I do not expect the younger generation to understand the emotions that swirl inside me. But I remain grateful to former President Olusegun Obasanjo and his vice, Alhaji Atiku Abubakar for their unselfishness in bringing life and growth to the telecommunications sector. It was shameful at the time, really embarrassing to travel to a remote part of the world and be unable to communicate with people at home.
It is not only personal communications that were enabled. Their effort provided an enabling superstructure to carry the rest of the industries, whether manufacturing, engineering, construction, banking, entertainment, hospitality business, ticketing for road, rail and air travels, social relationships and in fact in nearly every strand of life.

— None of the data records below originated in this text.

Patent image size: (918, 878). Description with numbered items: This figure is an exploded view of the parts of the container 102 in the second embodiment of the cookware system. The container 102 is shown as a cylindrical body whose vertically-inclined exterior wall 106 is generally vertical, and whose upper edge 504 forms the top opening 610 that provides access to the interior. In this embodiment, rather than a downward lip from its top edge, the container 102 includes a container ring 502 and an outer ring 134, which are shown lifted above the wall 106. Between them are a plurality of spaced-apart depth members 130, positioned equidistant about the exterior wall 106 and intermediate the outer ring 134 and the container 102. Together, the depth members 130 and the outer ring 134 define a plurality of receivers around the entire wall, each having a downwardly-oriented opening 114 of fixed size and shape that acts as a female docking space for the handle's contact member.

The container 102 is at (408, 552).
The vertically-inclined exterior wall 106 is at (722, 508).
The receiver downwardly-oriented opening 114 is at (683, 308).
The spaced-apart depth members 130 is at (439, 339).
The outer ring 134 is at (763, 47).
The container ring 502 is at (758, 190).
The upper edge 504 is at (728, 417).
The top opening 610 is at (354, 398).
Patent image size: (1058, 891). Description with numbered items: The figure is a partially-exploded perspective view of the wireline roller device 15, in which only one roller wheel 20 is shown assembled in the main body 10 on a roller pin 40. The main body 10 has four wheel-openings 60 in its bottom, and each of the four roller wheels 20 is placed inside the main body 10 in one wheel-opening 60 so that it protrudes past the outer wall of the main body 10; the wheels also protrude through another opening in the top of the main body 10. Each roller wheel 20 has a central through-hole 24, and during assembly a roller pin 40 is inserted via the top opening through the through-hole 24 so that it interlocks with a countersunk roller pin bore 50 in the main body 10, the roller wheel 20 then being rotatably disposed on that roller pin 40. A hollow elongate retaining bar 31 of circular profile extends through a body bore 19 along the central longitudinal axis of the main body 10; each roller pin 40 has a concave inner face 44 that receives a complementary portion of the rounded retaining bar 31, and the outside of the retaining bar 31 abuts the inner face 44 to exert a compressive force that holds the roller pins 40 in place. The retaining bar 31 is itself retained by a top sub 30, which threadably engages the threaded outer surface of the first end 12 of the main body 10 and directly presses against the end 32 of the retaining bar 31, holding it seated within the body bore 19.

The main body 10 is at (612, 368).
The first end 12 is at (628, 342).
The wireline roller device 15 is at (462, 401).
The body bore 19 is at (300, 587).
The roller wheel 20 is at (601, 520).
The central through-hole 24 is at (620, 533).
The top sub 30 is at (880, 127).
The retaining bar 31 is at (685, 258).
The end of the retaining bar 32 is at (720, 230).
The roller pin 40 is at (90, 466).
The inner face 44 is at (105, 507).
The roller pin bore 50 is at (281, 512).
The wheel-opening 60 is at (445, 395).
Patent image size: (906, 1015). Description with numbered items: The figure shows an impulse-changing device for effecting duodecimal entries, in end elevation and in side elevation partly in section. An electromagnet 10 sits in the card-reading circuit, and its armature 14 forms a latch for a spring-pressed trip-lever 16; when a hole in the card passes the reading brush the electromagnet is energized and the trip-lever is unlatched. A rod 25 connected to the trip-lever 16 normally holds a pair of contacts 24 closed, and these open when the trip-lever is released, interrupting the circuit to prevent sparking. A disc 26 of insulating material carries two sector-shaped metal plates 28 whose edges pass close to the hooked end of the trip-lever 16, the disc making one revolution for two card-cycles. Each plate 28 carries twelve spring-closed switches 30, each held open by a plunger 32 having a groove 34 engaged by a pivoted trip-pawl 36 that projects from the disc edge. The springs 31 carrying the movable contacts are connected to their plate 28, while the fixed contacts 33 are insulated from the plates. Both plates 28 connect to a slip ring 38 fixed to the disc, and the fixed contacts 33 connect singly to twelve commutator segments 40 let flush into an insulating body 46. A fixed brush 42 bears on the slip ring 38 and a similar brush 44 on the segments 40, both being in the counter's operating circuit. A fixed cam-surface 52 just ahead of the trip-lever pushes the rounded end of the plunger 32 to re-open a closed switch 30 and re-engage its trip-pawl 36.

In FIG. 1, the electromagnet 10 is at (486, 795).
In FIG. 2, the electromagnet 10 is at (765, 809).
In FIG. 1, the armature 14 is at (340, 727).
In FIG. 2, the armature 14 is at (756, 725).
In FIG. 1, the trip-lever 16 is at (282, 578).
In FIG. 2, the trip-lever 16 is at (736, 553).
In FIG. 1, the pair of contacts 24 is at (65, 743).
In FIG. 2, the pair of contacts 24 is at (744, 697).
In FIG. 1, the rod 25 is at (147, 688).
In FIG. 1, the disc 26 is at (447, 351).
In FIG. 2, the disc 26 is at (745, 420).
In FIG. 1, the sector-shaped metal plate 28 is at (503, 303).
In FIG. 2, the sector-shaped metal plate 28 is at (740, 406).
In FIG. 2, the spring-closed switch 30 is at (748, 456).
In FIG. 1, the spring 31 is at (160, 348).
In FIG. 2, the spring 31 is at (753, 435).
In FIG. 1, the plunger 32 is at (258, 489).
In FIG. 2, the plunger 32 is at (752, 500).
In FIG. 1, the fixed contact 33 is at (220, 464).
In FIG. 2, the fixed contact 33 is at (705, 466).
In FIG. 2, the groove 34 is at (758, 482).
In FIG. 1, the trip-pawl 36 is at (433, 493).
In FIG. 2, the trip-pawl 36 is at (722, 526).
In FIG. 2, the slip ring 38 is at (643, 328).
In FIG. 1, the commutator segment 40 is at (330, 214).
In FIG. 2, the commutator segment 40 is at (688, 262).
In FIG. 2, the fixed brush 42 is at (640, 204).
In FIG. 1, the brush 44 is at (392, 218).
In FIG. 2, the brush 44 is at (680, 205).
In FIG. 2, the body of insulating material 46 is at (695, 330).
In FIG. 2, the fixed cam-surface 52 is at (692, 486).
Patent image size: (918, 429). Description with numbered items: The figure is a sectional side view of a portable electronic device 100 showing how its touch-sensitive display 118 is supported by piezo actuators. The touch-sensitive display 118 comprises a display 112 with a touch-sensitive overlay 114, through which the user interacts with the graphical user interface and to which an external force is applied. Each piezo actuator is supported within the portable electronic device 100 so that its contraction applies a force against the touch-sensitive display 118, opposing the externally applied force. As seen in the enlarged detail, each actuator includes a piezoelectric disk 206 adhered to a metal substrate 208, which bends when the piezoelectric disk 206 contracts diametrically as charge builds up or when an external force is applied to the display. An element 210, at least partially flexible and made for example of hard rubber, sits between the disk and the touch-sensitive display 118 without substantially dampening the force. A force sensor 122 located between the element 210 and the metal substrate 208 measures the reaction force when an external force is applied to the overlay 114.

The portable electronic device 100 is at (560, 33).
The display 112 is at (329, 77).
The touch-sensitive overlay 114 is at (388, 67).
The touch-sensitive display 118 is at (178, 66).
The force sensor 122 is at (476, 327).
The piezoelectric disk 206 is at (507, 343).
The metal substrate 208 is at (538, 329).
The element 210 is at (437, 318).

Telecommunications affect them all.
We were never part of the global telecoms story except when consigned to failure. The lethargy and official myopia in high places now also enjoyed preponderance pre 1999 when the base for a change of story was gradually erected. My little appeal is that when you hold that little tool – mobile phone – in your hand and you plan to do evil with it, always be constrained by the fact that those who brought it to Nigeria meant well.